As a Spike fanboy, it’s nice to see him and Angel finally working together towards a common goal. Their dynamic, whether as enemies or squabbling allies, has always been awesome and one of my many regrets is that we didn’t get to see more of that. Stupid WB….
Knox being a creep isn’t much of a surprise… if anything it’s surprising they waited this long to show his true colors.

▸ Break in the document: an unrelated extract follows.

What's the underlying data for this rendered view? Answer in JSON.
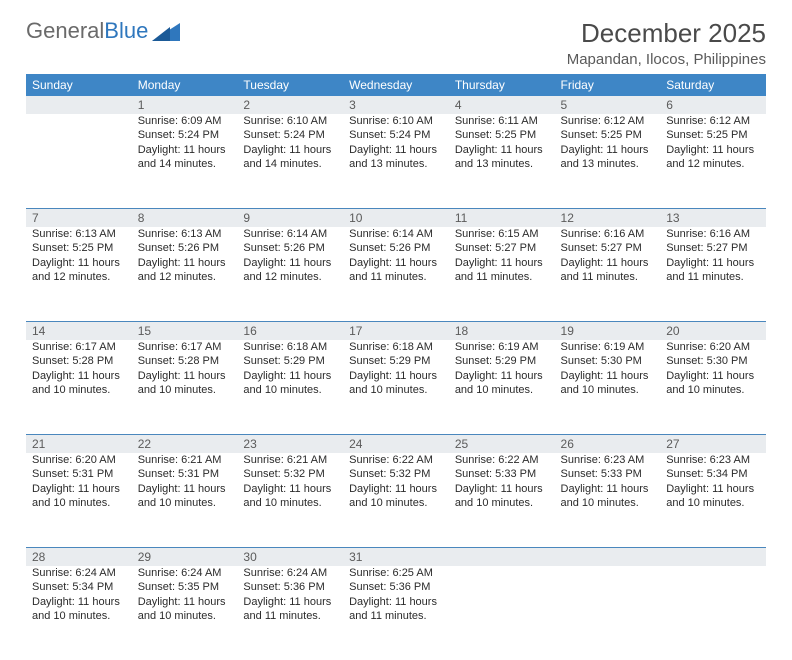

If I have one problem with the ep, and it’s not a dealbreaker, it’s that some of Fred’s ‘dying’ dialogue is a little hackneyed. “Why can’t I stay”, though, is still heart shattering all these years later.
.
9


GRR!!! ARGH!!!

The 411: This was a great episode, even though I hated that they killed off the character of “Freddie.” I guess it was a necessary step in the progression of the story that Joss Whedon was telling as the series was coming to a close. The end of the episode featured the birth of Illyria, leaving us viewers wondering where the story will take us next.